President Bush said Tuesday he suspects Syria is trying to reassert influence in Lebanon more than a year after Damascus ended what had effectively been a long-term military occupation of its smaller, weaker neighbor.
“It’s in our interest that Syria stay out of Lebanon and this government survive,” Bush said in a reference to the young, Lebanese government.
Bush spoke at the White House after briefing members of Congress about his recent trip to Russia for an economic summit that was overshadowed by fighting between Israel and the Islamic militant group Hezbollah.
“Everybody abhors the loss of innocent life,” Bush said. “On the other hand, what we recognize is that the root cause of the problem is Hezbollah. And that problem must be addressed ... by making it clear to Syria that they’ve got to stop their support to Hezbollah.”
Bush blames Syria, Iran
He said there are suspicions that instability caused by Hezbollah’s attacks will cause some in Lebanon to invite Syria to return to the nation.
“Listen, Syria is trying to get back into Lebanon, it looks like to me,” said Bush, who also noted the backing Hezbollah receives from Iran.
“In order to be able to deal with this crisis, the world must deal with Hezbollah, with Syria and to continue to work to isolate Iran,” Bush said.
The president reiterated his stance that Israel should be free to respond to attacks, but warned against triggering the collapse of the Lebanese government run by Prime Minister Fuad Saniora.
“We have made it very clear that Israel should be allowed to defend herself,” Bush said. “We’ve asked that as she does so that she be mindful of the Saniora government. It’s very important that this government in Lebanon succeed and survive.”

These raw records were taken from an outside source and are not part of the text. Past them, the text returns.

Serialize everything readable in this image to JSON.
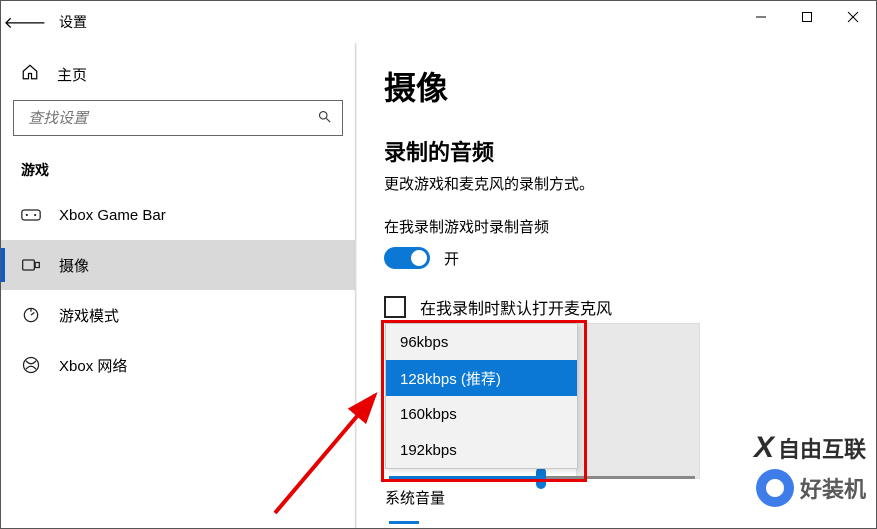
{
  "window_title": "设置",
  "titlebar": {
    "back_icon": "←"
  },
  "sidebar": {
    "home_label": "主页",
    "search_placeholder": "查找设置",
    "section_label": "游戏",
    "items": [
      {
        "label": "Xbox Game Bar"
      },
      {
        "label": "摄像"
      },
      {
        "label": "游戏模式"
      },
      {
        "label": "Xbox 网络"
      }
    ]
  },
  "main": {
    "title": "摄像",
    "audio_heading": "录制的音频",
    "audio_desc": "更改游戏和麦克风的录制方式。",
    "toggle_label": "在我录制游戏时录制音频",
    "toggle_state_label": "开",
    "checkbox_label": "在我录制时默认打开麦克风",
    "volume_label": "系统音量",
    "dropdown_options": [
      "96kbps",
      "128kbps (推荐)",
      "160kbps",
      "192kbps"
    ],
    "dropdown_selected_index": 1
  },
  "watermarks": {
    "wm1": "自由互联",
    "wm2": "好装机"
  }
}
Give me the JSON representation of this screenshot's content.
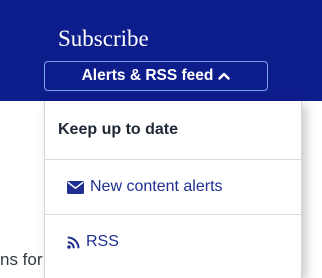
{
  "header": {
    "title": "Subscribe",
    "toggle_label": "Alerts & RSS feed",
    "toggle_icon": "chevron-up-icon"
  },
  "dropdown": {
    "heading": "Keep up to date",
    "items": [
      {
        "label": "New content alerts",
        "icon": "envelope-icon"
      },
      {
        "label": "RSS",
        "icon": "rss-icon"
      }
    ]
  },
  "background": {
    "partial_text": "ns for authors"
  },
  "colors": {
    "header_bg": "#0e1d8c",
    "link": "#1f2f8f",
    "toggle_border": "#7aa4f0"
  }
}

Fighting began June 25 when Hamas-linked militants in the Gaza Strip carried out a cross-border attack on a military outpost in Israel, killing two soldiers and capturing one. Hezbollah guerrillas joined the fray in July, attacking a military patrol on the border in northern Israel, killing three soldiers and capturing two. Both Hamas and Hezbollah have said the attacks were not related.
Rice to Middle East?
U.S. Secretary of State Condoleezza Rice is expected to go to the Middle East Friday after visiting the United Nations to speak to Secretary-General Kofi Annan, Israel's U.N. ambassador said Tuesday.
“I understand the secretary is going to arrive in New York on Thursday evening ... and I understand she is going to leave for the region on Friday,” Israeli Ambassador Dan Gillerman told Fox News. The U.S. State Department would not comment.
A senior State Department official said it was flatly "not true" regarding a Friday departure. But a trip to the U.N. and New York is
U.S. and diplomatic sources tell NBC News that Rice is strongly considering a trip to the Middle East during which she would likely meet with Arab leaders —including the Egytpians and the Jordanians.
Final decisions on whether she would go to Israel and Lebanon are still pending, depending on security considerations. She would leave this weekend, before going onto previously scheduled stops in Asia.
In New York, Gillerman said, Rice would have dinner with Annan and Javier Solana, the European Union’s foreign policy chief. She may meet a U.N. delegation Annan sent to the Middle East, Gillerman said.
Cease-fire caution from Rice
Rice, who spoke Monday with Israeli Prime Minister Ehud Olmert, said Tuesday that any cease-fire in Mideast fighting ought to be based on fundamental changes that could lead to a lasting impact.
“We all want a cessation of violence,” Rice said. “We all want the protection of civilians. We have to make certain that anything that we do is going to be of lasting value.”
Rice said there must be a conducive environment for a cease-fire. That, she said, would involve implementation of a standing U.N. Security Council resolution and the deployment of the Lebanese army to the borders, as well as the introduction of a strong peacekeeping operation.
A U.N. Security Council resolution in 2004 led to withdrawal of Syrian forces from Lebanon. But its call for disarming militant guerrillas has not been heeded.
Rice, at a joint news conference with Egyptian Foreign Minister Ahmed Aboul Gheit, also indicated she would not be going to the troubled region immediately. She said she was primed to take the trip when it will be “helpful and necessary.”
Rice’s skepticism about trying to work out an immediate, makeshift cease-fire reflects views shared by the Israeli government in seeking fundamental changes to guard against another flare-up. These include ensuring southern Lebanon does not remain a launching pad for attacks on Israel.
‘Lemons into lemonade’
Gheit, for his part, did not qualify his support for a cease-fire. He said one was under discussion in diplomatic circles.
Speaking to reporters after the lawmakers’ meeting with the president, Sen. Joseph Biden, D-Del., said he agreed with Bush that the United States should respond to the crisis by pressuring Hezbollah, Syria and Iran.
“I think the president has an opportunity here to turn — as an old phrase goes — lemons into lemonade,” Biden said, adding that some of Lebanon’s Arab neighbors are publicly siding with the United States and Europe against Hezbollah.
“I think he’s started down that road, and I think he has a shot,” Biden said.